Investigation of virus capsid self-assembly kinetics using discrete-event stochastic simulation

Self-assembly systems play crucial roles in a broad range of critical biological processes. Investigation of such systems is impeded by the innate stochastic noise of the systems and current experimental limitations. Understanding of such systems, especially complex virus capsid self-assembly systems, is essential for us to build predictive models of cellular function, find novel treatments for many human diseases and build novel nano-machines. Quantitative modeling of virus capsid self-assembly kinetics provides a valuable adjunct to experimental work in understanding self-assembly by allowing us to perform model-assisted interpretation of assembly systems too complex for detailed experimental dissection and to extrapolate results from in vitro experimental conditions to the cellular environment.
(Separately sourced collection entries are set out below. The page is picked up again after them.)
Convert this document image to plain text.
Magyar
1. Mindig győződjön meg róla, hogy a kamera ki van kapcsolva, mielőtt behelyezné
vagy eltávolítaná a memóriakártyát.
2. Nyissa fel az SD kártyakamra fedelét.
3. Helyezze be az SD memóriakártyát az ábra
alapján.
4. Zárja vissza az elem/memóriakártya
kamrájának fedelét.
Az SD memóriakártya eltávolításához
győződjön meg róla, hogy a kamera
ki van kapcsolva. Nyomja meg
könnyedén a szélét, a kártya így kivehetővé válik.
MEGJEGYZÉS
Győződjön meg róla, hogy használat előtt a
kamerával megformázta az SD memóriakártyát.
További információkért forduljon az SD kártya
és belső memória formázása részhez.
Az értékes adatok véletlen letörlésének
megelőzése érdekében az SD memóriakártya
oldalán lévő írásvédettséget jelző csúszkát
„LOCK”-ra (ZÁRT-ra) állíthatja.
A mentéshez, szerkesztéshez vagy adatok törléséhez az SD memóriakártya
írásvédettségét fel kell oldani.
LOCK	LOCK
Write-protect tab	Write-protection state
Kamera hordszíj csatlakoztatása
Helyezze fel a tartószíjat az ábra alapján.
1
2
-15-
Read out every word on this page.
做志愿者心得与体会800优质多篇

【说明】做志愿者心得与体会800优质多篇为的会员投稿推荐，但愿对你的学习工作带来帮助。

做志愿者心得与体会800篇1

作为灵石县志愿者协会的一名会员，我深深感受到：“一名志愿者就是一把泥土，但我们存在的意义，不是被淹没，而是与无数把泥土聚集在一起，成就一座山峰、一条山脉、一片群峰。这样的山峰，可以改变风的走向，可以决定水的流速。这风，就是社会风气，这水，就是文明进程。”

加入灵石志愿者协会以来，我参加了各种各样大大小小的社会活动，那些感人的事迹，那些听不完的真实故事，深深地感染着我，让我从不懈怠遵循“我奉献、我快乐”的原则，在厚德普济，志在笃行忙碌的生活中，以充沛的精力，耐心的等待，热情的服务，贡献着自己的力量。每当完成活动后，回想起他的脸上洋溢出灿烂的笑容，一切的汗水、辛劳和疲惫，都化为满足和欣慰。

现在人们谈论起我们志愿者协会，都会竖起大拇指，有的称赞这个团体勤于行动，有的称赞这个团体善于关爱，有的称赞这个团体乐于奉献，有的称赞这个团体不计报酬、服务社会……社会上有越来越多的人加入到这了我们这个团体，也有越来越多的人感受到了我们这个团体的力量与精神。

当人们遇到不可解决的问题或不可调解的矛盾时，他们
However, many such computational methods have difficulty in achieving high efficiency and accuracy at the same time.; This thesis develops an efficient computational tool using a local rules model, a stochastic queue-based discrete-event simulation algorithm and the Java language to allow the investigation of virus capsid self-assembly kinetics. The simulation program is then used to study (1) the contribution of oligomer/oligomer binding to capsid assembly kinetics, (2) the scaling effects on virus capsid-like self-assembly, and (3) the parameter space of complex self-assembly.